Verheiratet mit einem Franzosen, lebt Ulla Vigneron von 1963 bis 1985 in Paris und arbeitet als Designerin und Lektorin. 1985 kehrt sie ins Saarland zurück. In Veröffentlichungen heißt es: „Tätigkeit als Übersetzerin, Fremdenführerin, Lehrerin, Lektorin, Büroangestellte, Designerin und Souffleuse“.

Ihre einzige eigenständige Buchveröffentlichung ist „Einer raucht nStixi“ in der Reihe des Saarländischen Schriftstellerverbands. Katja Leonhardt schreibt in ihrer Dissertation über saarländische Lyrikerinnen der Gegenwart: „Dieser Band enthält Lyrik und Kurzprosa, wobei die Grenzen zwischen den Gattungen meist verschwimmen. Die zahlenmäßig häufigeren Prosatexte sind meist experimenteller Art und weisen starke lyrische Züge auf.“ Die Figuren, aus deren Perspektive Vigneron die Welt betrachte, seien oft Ausgestoßene. Ein häufiges Thema sei die Aufarbeitung der Nazi-Zeit, vor allem dort, wo das totalitäre System bis in die letzten Ecken des Privatlebens vordringe. Von Katja Leonhardt stammt die Formulierung, Ulla Vigneron sei „eine der mutigsten und experimentierfreudigsten Autorinnen des Saarlandes“.
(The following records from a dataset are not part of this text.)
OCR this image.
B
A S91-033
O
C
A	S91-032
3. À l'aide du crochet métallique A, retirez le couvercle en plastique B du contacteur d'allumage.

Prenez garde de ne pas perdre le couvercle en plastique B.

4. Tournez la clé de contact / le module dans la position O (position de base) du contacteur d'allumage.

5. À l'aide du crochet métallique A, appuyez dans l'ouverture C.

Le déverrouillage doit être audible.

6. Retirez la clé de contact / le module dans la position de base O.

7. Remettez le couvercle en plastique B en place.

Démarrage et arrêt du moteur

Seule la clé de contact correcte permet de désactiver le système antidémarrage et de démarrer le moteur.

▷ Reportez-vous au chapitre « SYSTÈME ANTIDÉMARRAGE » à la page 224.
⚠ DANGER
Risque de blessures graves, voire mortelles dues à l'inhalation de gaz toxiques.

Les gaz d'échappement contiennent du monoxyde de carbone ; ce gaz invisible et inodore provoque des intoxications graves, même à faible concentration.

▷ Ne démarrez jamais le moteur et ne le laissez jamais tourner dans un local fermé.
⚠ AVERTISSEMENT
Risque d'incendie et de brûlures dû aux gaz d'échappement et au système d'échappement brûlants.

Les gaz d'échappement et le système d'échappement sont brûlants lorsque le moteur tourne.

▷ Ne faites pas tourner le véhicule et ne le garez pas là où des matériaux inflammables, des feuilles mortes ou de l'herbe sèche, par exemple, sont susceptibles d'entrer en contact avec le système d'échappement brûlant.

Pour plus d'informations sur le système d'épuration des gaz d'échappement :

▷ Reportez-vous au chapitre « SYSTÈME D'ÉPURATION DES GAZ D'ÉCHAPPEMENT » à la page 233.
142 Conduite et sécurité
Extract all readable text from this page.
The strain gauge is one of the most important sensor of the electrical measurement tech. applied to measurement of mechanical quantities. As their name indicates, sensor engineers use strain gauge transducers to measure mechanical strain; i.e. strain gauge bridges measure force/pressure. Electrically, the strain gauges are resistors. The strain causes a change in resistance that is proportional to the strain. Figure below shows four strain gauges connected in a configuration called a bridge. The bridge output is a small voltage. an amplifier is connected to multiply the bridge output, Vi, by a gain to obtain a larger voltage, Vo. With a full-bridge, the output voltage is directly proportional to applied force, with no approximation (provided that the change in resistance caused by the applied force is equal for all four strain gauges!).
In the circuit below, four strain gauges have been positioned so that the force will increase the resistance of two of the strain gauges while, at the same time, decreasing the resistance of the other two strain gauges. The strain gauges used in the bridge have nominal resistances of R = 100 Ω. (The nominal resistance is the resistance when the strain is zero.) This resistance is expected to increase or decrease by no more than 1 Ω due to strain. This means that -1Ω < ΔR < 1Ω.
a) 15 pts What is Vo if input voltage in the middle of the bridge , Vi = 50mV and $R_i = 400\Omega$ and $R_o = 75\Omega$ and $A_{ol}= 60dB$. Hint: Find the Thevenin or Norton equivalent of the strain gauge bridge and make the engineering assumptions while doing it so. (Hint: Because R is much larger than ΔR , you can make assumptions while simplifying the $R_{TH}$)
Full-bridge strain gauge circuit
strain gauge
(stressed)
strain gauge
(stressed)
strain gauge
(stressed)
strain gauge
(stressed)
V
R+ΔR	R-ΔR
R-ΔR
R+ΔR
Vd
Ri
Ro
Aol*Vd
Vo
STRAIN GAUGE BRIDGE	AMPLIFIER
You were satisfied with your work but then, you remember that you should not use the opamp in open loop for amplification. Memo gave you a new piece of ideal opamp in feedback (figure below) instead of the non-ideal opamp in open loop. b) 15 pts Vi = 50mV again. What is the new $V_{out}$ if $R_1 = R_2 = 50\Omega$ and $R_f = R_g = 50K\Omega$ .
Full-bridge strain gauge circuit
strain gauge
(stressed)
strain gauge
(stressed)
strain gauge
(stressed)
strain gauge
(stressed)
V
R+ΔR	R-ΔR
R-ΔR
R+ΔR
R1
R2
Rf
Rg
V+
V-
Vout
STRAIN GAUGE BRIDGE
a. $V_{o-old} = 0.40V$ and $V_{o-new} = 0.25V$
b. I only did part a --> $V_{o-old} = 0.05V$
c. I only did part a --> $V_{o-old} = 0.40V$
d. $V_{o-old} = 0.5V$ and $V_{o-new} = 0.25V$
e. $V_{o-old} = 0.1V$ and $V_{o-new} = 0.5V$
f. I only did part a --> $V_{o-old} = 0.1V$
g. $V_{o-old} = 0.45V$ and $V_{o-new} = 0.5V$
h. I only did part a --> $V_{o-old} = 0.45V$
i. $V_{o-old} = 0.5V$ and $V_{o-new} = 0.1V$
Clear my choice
Ulla Vignerons Gesellschaftskritik ist, auch wo sie formal ungewöhnlich erscheint, durchaus konkret. Im Saarbrücker Kulturkalender „kakadu“ veröffentlicht sie ein kritisches Saarbrücken-Gedicht, laut Anmerkung der Autorin entstanden 1992, dem „Jahr, da der Schlachthof ins Exil verbannt wurde, ein Taubenfütterungsverbot und ein Hundeanleingebot ordnungsamtlich u.ä.m. erlassen wurden“. (→ Zitat in Ortsartikel Saarbrücken ) Der Text „Die Brücke von Remich“ ist eine Sympathieerklärung an einen jungen Luxemburger, der an der Grenze gegen die Deutschen demonstriert, „die über die Brücke in sein Remich einreisen, um dort, wie er es empfindet, Kaffee, Zigaretten, Benzin zu plündern“; später protestiert er gegen die Einrichtung eines Drive-In auf der Luxemburger Seite der Brücke. Er ist ein friedlicher, eher schüchterner Demonstrant, aber in einem Gedankenspiel der Autorin sprengt er schließlich die Brücke und lässt die Tankstellen hochgehen.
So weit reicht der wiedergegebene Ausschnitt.